We have held that the immediate physical inventory and photograph of the confiscated items at the
place of arrest may be excused in instances when the safety and security of the apprehending officers
and the witnesses required by law or of the items seized are threatened by immediate or extreme
danger such as retaliatory action of those who have the resources and capability to mount a counter-
assault. The present case is not one of those.

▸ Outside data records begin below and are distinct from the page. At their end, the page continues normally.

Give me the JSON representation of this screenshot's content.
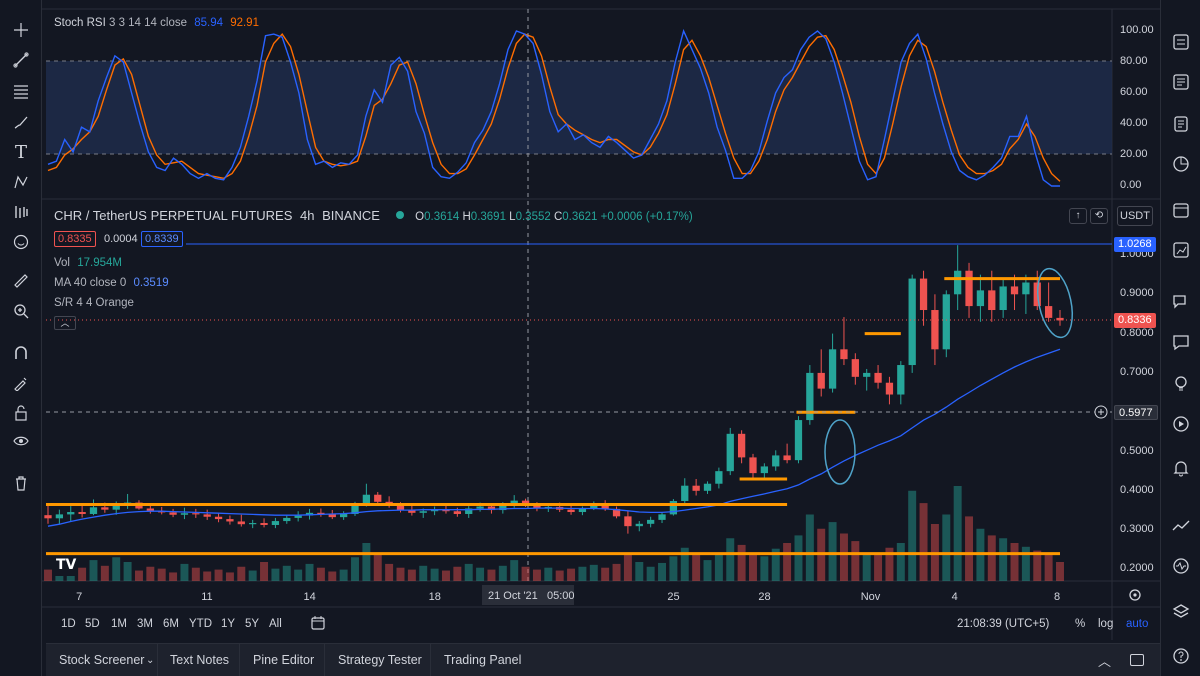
{
  "stoch": {
    "title": "Stoch RSI",
    "params": "3 3 14 14 close",
    "k_value": "85.94",
    "d_value": "92.91",
    "k_color": "#2962ff",
    "d_color": "#ff6d00",
    "scale": [
      "100.00",
      "80.00",
      "60.00",
      "40.00",
      "20.00",
      "0.00"
    ],
    "k_series": [
      14,
      16,
      30,
      22,
      38,
      35,
      55,
      70,
      84,
      80,
      60,
      40,
      22,
      12,
      10,
      18,
      14,
      8,
      5,
      8,
      5,
      4,
      12,
      25,
      45,
      68,
      97,
      98,
      96,
      80,
      60,
      30,
      14,
      16,
      12,
      15,
      14,
      20,
      45,
      62,
      54,
      78,
      83,
      74,
      48,
      34,
      12,
      6,
      5,
      9,
      15,
      28,
      36,
      48,
      66,
      88,
      100,
      98,
      92,
      72,
      48,
      35,
      40,
      30,
      33,
      28,
      25,
      32,
      28,
      23,
      18,
      20,
      30,
      40,
      55,
      80,
      100,
      88,
      76,
      60,
      38,
      23,
      5,
      5,
      10,
      22,
      42,
      60,
      70,
      75,
      88,
      96,
      100,
      95,
      80,
      60,
      38,
      16,
      4,
      6,
      30,
      55,
      80,
      92,
      98,
      82,
      60,
      40,
      22,
      10,
      6,
      4,
      7,
      12,
      18,
      32,
      32,
      45,
      22,
      4,
      0,
      0
    ],
    "d_series": [
      10,
      12,
      20,
      24,
      30,
      35,
      45,
      62,
      78,
      82,
      72,
      52,
      32,
      20,
      14,
      15,
      16,
      12,
      8,
      7,
      6,
      5,
      8,
      16,
      32,
      52,
      80,
      92,
      98,
      90,
      72,
      48,
      25,
      16,
      14,
      13,
      14,
      16,
      32,
      52,
      56,
      66,
      78,
      80,
      66,
      46,
      28,
      14,
      8,
      8,
      11,
      20,
      30,
      40,
      56,
      76,
      92,
      98,
      96,
      84,
      64,
      46,
      40,
      36,
      33,
      30,
      28,
      30,
      30,
      26,
      22,
      20,
      25,
      34,
      46,
      66,
      88,
      94,
      84,
      70,
      52,
      34,
      18,
      8,
      8,
      16,
      30,
      48,
      62,
      70,
      80,
      90,
      96,
      97,
      88,
      72,
      54,
      32,
      14,
      8,
      18,
      40,
      64,
      84,
      94,
      90,
      74,
      54,
      36,
      20,
      12,
      8,
      8,
      10,
      14,
      24,
      30,
      40,
      32,
      18,
      8,
      3
    ]
  },
  "main": {
    "symbol": "CHR / TetherUS PERPETUAL FUTURES",
    "interval": "4h",
    "exchange": "BINANCE",
    "open": "0.3614",
    "high": "0.3691",
    "low": "0.3552",
    "close": "0.3621",
    "change": "+0.0006 (+0.17%)",
    "sell_price": "0.8335",
    "spread": "0.0004",
    "buy_price": "0.8339",
    "currency_button": "USDT",
    "vol_label": "Vol",
    "vol_value": "17.954M",
    "ma_label": "MA 40 close 0",
    "ma_value": "0.3519",
    "sr_label": "S/R 4 4 Orange",
    "price_scale": [
      "1.0000",
      "0.9000",
      "0.8000",
      "0.7000",
      "0.6000",
      "0.5000",
      "0.4000",
      "0.3000",
      "0.2000"
    ],
    "tag_high": "1.0268",
    "tag_last": "0.8336",
    "tag_cross": "0.5977",
    "colors": {
      "up": "#26a69a",
      "down": "#ef5350",
      "ma": "#2962ff",
      "sr": "#ff9800"
    },
    "candles": [
      [
        0.338,
        0.362,
        0.316,
        0.33
      ],
      [
        0.33,
        0.352,
        0.316,
        0.34
      ],
      [
        0.34,
        0.361,
        0.322,
        0.346
      ],
      [
        0.346,
        0.362,
        0.332,
        0.341
      ],
      [
        0.341,
        0.378,
        0.338,
        0.358
      ],
      [
        0.358,
        0.37,
        0.344,
        0.352
      ],
      [
        0.352,
        0.373,
        0.339,
        0.364
      ],
      [
        0.364,
        0.392,
        0.354,
        0.37
      ],
      [
        0.37,
        0.376,
        0.352,
        0.355
      ],
      [
        0.355,
        0.366,
        0.342,
        0.349
      ],
      [
        0.349,
        0.359,
        0.34,
        0.345
      ],
      [
        0.345,
        0.354,
        0.333,
        0.339
      ],
      [
        0.339,
        0.357,
        0.328,
        0.343
      ],
      [
        0.343,
        0.354,
        0.331,
        0.34
      ],
      [
        0.34,
        0.352,
        0.326,
        0.334
      ],
      [
        0.334,
        0.343,
        0.32,
        0.328
      ],
      [
        0.328,
        0.337,
        0.314,
        0.322
      ],
      [
        0.322,
        0.339,
        0.309,
        0.315
      ],
      [
        0.315,
        0.326,
        0.305,
        0.318
      ],
      [
        0.318,
        0.33,
        0.307,
        0.313
      ],
      [
        0.313,
        0.331,
        0.305,
        0.323
      ],
      [
        0.323,
        0.339,
        0.316,
        0.331
      ],
      [
        0.331,
        0.348,
        0.322,
        0.337
      ],
      [
        0.337,
        0.354,
        0.327,
        0.344
      ],
      [
        0.344,
        0.355,
        0.334,
        0.34
      ],
      [
        0.34,
        0.351,
        0.328,
        0.333
      ],
      [
        0.333,
        0.348,
        0.326,
        0.341
      ],
      [
        0.341,
        0.372,
        0.336,
        0.367
      ],
      [
        0.367,
        0.418,
        0.36,
        0.39
      ],
      [
        0.39,
        0.397,
        0.365,
        0.372
      ],
      [
        0.372,
        0.386,
        0.357,
        0.362
      ],
      [
        0.362,
        0.371,
        0.345,
        0.351
      ],
      [
        0.351,
        0.362,
        0.337,
        0.344
      ],
      [
        0.344,
        0.355,
        0.331,
        0.348
      ],
      [
        0.348,
        0.36,
        0.338,
        0.353
      ],
      [
        0.353,
        0.366,
        0.342,
        0.348
      ],
      [
        0.348,
        0.357,
        0.334,
        0.341
      ],
      [
        0.341,
        0.361,
        0.331,
        0.355
      ],
      [
        0.355,
        0.37,
        0.347,
        0.36
      ],
      [
        0.36,
        0.366,
        0.342,
        0.351
      ],
      [
        0.351,
        0.371,
        0.342,
        0.364
      ],
      [
        0.364,
        0.389,
        0.357,
        0.375
      ],
      [
        0.375,
        0.38,
        0.359,
        0.364
      ],
      [
        0.364,
        0.371,
        0.348,
        0.355
      ],
      [
        0.355,
        0.365,
        0.346,
        0.359
      ],
      [
        0.359,
        0.37,
        0.346,
        0.352
      ],
      [
        0.352,
        0.362,
        0.339,
        0.346
      ],
      [
        0.346,
        0.36,
        0.338,
        0.354
      ],
      [
        0.354,
        0.373,
        0.351,
        0.366
      ],
      [
        0.366,
        0.376,
        0.349,
        0.354
      ],
      [
        0.354,
        0.36,
        0.33,
        0.335
      ],
      [
        0.335,
        0.35,
        0.291,
        0.31
      ],
      [
        0.31,
        0.323,
        0.297,
        0.316
      ],
      [
        0.316,
        0.334,
        0.307,
        0.326
      ],
      [
        0.326,
        0.345,
        0.318,
        0.34
      ],
      [
        0.34,
        0.379,
        0.337,
        0.374
      ],
      [
        0.374,
        0.432,
        0.366,
        0.413
      ],
      [
        0.413,
        0.43,
        0.388,
        0.4
      ],
      [
        0.4,
        0.424,
        0.392,
        0.418
      ],
      [
        0.418,
        0.459,
        0.406,
        0.45
      ],
      [
        0.45,
        0.56,
        0.44,
        0.545
      ],
      [
        0.545,
        0.554,
        0.47,
        0.485
      ],
      [
        0.485,
        0.494,
        0.43,
        0.445
      ],
      [
        0.445,
        0.47,
        0.431,
        0.462
      ],
      [
        0.462,
        0.503,
        0.451,
        0.49
      ],
      [
        0.49,
        0.52,
        0.47,
        0.478
      ],
      [
        0.478,
        0.59,
        0.47,
        0.58
      ],
      [
        0.58,
        0.72,
        0.568,
        0.7
      ],
      [
        0.7,
        0.76,
        0.64,
        0.66
      ],
      [
        0.66,
        0.8,
        0.65,
        0.76
      ],
      [
        0.76,
        0.842,
        0.72,
        0.735
      ],
      [
        0.735,
        0.75,
        0.67,
        0.69
      ],
      [
        0.69,
        0.71,
        0.655,
        0.7
      ],
      [
        0.7,
        0.72,
        0.66,
        0.675
      ],
      [
        0.675,
        0.69,
        0.62,
        0.645
      ],
      [
        0.645,
        0.73,
        0.62,
        0.72
      ],
      [
        0.72,
        0.95,
        0.7,
        0.94
      ],
      [
        0.94,
        0.96,
        0.82,
        0.86
      ],
      [
        0.86,
        0.9,
        0.72,
        0.76
      ],
      [
        0.76,
        0.91,
        0.74,
        0.9
      ],
      [
        0.9,
        1.025,
        0.86,
        0.96
      ],
      [
        0.96,
        0.98,
        0.84,
        0.87
      ],
      [
        0.87,
        0.95,
        0.83,
        0.91
      ],
      [
        0.91,
        0.96,
        0.83,
        0.86
      ],
      [
        0.86,
        0.94,
        0.84,
        0.92
      ],
      [
        0.92,
        0.95,
        0.86,
        0.9
      ],
      [
        0.9,
        0.95,
        0.85,
        0.93
      ],
      [
        0.93,
        0.96,
        0.86,
        0.87
      ],
      [
        0.87,
        0.93,
        0.83,
        0.84
      ],
      [
        0.84,
        0.86,
        0.82,
        0.8336
      ]
    ],
    "ma_series": [
      0.31,
      0.315,
      0.322,
      0.328,
      0.333,
      0.338,
      0.342,
      0.345,
      0.347,
      0.348,
      0.348,
      0.347,
      0.346,
      0.345,
      0.344,
      0.343,
      0.342,
      0.341,
      0.34,
      0.339,
      0.338,
      0.338,
      0.338,
      0.339,
      0.34,
      0.341,
      0.342,
      0.344,
      0.347,
      0.349,
      0.35,
      0.351,
      0.351,
      0.352,
      0.352,
      0.352,
      0.352,
      0.352,
      0.353,
      0.353,
      0.354,
      0.355,
      0.355,
      0.356,
      0.356,
      0.356,
      0.355,
      0.355,
      0.355,
      0.354,
      0.352,
      0.349,
      0.346,
      0.345,
      0.345,
      0.347,
      0.351,
      0.355,
      0.359,
      0.364,
      0.373,
      0.38,
      0.386,
      0.392,
      0.399,
      0.405,
      0.415,
      0.43,
      0.443,
      0.46,
      0.476,
      0.49,
      0.503,
      0.516,
      0.527,
      0.54,
      0.56,
      0.58,
      0.595,
      0.613,
      0.633,
      0.65,
      0.668,
      0.684,
      0.7,
      0.715,
      0.728,
      0.74,
      0.75,
      0.76
    ],
    "volumes": [
      12,
      18,
      9,
      14,
      22,
      16,
      25,
      20,
      11,
      15,
      13,
      9,
      18,
      14,
      10,
      12,
      9,
      15,
      11,
      20,
      13,
      16,
      12,
      18,
      14,
      10,
      12,
      25,
      40,
      30,
      18,
      14,
      12,
      16,
      13,
      11,
      15,
      18,
      14,
      12,
      16,
      22,
      15,
      12,
      14,
      11,
      13,
      15,
      17,
      14,
      18,
      28,
      20,
      15,
      19,
      26,
      35,
      30,
      22,
      28,
      45,
      38,
      30,
      26,
      34,
      40,
      48,
      70,
      55,
      62,
      50,
      42,
      30,
      28,
      35,
      40,
      95,
      82,
      60,
      70,
      100,
      68,
      55,
      48,
      45,
      40,
      36,
      32,
      30,
      20
    ]
  },
  "time_axis": [
    {
      "label": "7",
      "i": 3
    },
    {
      "label": "11",
      "i": 14
    },
    {
      "label": "14",
      "i": 23
    },
    {
      "label": "18",
      "i": 34
    },
    {
      "label": "25",
      "i": 55
    },
    {
      "label": "28",
      "i": 63
    },
    {
      "label": "Nov",
      "i": 72
    },
    {
      "label": "4",
      "i": 80
    },
    {
      "label": "8",
      "i": 89
    }
  ],
  "crosshair_label": "21 Oct '21   05:00",
  "periods": [
    "1D",
    "5D",
    "1M",
    "3M",
    "6M",
    "YTD",
    "1Y",
    "5Y",
    "All"
  ],
  "clock": "21:08:39 (UTC+5)",
  "scale_opts": [
    "%",
    "log",
    "auto"
  ],
  "bottom_tabs": [
    "Stock Screener",
    "Text Notes",
    "Pine Editor",
    "Strategy Tester",
    "Trading Panel"
  ],
  "logo_text": "TV"
}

Evident, however, is the absence of an elected public official and representatives of the DOJ and the
media to witness the physical inventory and photograph of the seized items. In fact, their signatures do
not appear in the Inventory Receipt.

The testimonies of the prosecution witnesses also failed to establish the details of an earnest effort to
coordinate with and secure presence of the required witnesses.

In case of non-observance of the provision, the apprehending/seizing officers must state the justification
or explanation therefor as well as the steps they have taken in order to preserve the integrity and
evidentiary value of the seized/ confiscated items.

If there is no justification or explanation expressly declared in the sworn statements or affidavits, the
investigating fiscal must not immediately file the case before the court. Instead, he or she must refer the
case for further preliminary investigation in order to determine the (non) existence of probable cause.

If the investigating fiscal filed the case despite such absence, the court may exercise its discretion to
either refuse to issue a commitment order (or warrant of arrest) or dismiss the case outright for lack of
probable cause in accordance with Section 5, Rule 112, Rules of Court.

ROMY LIM WAS ACQUITTED on reasonable doubt.